As my knowledge of the market expanded, at one point over a dinner I asked if they wouldn’t mind sharing their annual sales volume and they mentioned their sales volume had been consistently around $400,000 a year for the past 3 years.  I had done some competitive research previously and identified there were few players in this market niche.  Over dinner one night the term “Strategic Alliance” evolved to a conversation about their interest in a potential “merger”.

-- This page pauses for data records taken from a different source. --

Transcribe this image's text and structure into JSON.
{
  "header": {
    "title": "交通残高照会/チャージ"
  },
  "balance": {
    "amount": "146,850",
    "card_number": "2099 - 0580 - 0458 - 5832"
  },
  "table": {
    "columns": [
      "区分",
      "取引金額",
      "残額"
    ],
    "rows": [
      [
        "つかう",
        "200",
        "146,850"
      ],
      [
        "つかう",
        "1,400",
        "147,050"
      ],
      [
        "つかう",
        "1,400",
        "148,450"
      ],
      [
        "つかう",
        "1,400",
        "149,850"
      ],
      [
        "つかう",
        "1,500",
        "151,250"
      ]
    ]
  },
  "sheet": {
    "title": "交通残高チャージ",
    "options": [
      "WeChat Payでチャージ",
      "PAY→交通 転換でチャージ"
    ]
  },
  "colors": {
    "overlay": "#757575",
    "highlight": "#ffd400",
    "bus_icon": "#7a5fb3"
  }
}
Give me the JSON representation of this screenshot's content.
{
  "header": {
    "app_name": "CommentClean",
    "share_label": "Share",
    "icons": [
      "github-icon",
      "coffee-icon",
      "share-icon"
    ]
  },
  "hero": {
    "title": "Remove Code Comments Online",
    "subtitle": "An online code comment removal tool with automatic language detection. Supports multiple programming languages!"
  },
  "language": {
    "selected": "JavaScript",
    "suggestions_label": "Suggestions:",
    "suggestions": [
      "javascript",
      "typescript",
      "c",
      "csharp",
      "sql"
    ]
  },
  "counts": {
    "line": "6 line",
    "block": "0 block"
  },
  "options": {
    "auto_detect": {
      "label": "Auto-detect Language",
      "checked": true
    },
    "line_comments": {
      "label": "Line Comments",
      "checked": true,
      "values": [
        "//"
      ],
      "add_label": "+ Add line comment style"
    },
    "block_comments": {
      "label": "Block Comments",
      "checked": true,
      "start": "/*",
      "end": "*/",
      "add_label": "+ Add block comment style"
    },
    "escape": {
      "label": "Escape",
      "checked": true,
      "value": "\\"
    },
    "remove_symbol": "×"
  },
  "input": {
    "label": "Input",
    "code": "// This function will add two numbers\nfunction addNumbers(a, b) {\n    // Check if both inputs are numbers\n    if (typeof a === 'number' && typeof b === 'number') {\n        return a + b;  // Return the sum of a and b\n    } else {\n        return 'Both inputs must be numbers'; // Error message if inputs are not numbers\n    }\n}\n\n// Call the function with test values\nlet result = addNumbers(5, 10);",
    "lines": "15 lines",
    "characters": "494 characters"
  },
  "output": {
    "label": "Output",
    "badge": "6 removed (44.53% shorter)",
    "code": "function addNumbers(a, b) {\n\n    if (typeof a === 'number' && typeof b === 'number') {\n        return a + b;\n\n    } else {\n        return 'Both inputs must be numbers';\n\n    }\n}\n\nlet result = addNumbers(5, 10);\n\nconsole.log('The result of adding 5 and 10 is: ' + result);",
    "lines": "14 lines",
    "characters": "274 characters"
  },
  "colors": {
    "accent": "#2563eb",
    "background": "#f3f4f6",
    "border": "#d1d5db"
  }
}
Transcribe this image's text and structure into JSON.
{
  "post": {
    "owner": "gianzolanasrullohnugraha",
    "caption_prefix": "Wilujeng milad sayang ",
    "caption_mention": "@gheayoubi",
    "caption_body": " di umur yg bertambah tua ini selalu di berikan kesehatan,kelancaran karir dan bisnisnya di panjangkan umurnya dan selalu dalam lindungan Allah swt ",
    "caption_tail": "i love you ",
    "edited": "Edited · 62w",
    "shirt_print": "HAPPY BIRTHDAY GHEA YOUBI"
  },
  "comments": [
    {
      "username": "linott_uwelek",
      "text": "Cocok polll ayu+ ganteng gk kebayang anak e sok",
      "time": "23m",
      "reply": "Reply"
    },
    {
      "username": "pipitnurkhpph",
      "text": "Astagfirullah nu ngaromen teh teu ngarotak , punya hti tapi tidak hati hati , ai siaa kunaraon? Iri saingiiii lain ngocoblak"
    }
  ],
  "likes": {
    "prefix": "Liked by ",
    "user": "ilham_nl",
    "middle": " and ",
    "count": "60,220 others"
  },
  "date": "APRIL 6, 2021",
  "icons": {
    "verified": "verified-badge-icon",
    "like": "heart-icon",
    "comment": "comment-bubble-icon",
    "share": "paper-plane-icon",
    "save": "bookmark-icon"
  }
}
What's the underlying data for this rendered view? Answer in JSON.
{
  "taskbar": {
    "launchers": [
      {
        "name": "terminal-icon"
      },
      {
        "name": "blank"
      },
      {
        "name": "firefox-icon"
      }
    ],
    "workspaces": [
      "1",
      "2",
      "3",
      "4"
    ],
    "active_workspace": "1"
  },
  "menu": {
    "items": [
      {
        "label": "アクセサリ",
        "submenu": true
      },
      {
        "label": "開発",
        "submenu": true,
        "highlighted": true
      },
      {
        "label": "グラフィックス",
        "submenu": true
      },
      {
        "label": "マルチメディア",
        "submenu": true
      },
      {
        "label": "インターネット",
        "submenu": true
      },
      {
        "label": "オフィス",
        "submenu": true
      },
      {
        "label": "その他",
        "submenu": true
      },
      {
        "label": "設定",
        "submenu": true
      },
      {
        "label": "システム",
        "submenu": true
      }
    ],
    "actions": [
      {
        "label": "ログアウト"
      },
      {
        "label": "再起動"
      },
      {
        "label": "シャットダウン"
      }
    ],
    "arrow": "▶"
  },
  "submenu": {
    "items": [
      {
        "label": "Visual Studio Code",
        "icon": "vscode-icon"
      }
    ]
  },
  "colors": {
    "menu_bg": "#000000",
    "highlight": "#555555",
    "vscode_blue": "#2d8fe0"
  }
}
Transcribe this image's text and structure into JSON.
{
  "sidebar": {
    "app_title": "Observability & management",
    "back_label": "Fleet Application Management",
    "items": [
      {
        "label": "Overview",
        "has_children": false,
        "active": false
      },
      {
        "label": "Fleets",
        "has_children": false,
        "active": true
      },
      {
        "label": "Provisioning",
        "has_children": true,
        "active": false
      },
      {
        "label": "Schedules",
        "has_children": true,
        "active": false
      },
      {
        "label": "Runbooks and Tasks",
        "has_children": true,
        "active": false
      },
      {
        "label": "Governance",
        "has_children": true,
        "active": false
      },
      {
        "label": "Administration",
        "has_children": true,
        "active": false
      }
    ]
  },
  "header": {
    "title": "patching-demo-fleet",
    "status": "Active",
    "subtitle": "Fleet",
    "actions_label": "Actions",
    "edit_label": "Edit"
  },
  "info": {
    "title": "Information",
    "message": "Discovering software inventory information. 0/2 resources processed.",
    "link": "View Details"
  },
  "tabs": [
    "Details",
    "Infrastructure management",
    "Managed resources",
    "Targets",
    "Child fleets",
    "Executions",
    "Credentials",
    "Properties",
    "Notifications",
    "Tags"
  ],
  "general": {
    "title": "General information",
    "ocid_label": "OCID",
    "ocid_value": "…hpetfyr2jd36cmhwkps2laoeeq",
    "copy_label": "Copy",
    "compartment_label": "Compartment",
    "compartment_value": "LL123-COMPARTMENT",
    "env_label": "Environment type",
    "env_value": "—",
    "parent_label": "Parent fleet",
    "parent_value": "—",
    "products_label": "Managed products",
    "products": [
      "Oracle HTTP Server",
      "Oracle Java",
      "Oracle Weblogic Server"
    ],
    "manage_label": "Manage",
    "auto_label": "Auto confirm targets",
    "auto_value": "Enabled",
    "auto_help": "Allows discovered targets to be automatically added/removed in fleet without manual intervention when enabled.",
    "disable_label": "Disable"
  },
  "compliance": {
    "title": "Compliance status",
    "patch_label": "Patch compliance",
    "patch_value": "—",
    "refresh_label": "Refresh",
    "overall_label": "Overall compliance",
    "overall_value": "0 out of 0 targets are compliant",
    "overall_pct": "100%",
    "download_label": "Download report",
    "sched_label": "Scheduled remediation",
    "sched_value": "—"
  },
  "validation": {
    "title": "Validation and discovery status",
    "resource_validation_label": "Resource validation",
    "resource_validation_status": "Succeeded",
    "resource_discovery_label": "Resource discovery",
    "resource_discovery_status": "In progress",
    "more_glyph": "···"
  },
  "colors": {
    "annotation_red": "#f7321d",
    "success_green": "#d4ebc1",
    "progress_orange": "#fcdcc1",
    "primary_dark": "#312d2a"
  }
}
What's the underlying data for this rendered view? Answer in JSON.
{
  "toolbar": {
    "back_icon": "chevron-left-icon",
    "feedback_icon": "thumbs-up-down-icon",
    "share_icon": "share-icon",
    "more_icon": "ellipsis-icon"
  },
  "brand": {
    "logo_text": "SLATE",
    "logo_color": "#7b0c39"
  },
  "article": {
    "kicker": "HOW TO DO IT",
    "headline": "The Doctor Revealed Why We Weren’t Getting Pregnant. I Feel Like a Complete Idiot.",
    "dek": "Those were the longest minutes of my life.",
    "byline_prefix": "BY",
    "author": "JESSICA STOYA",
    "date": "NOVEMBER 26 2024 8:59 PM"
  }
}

After further due diligence, our company acquired the rights to their software 2 months later for $500,000 and offered each of them lucrative 2 year employment agreement.  Also the programmers were wondering if they could avoid having to relocate as part of the deal.  We agreed they could remain in their current office environment working remotely to our corporate office.  Without the burden of having to hustle business, they continued to develop new enhancements to the product.  After the transaction was finalized, I personally managed the process of moving the product to market through our own internal channels.  I utilized our existing Inside Sales team to market the product to the 2,000 existing clients that we already had a relationship with and were previously identified as needing such a tool.   In the first 180 days following the acquisition, we generated over $600,000 in sales for the product shedding over $400,000 in net profit.  Additionally, we cross sold an additional $300,000 in sales in implementation, training, and custom programming services that we packaged with the initial software sale.  The additional services provided another $150,000 in net profit.

Was this acquisition successful? 

In Summary

I believe the best acquisitions are those where you have a clearly defined path to retrieve your capital investment.  The CEO and Board of Directors agreed.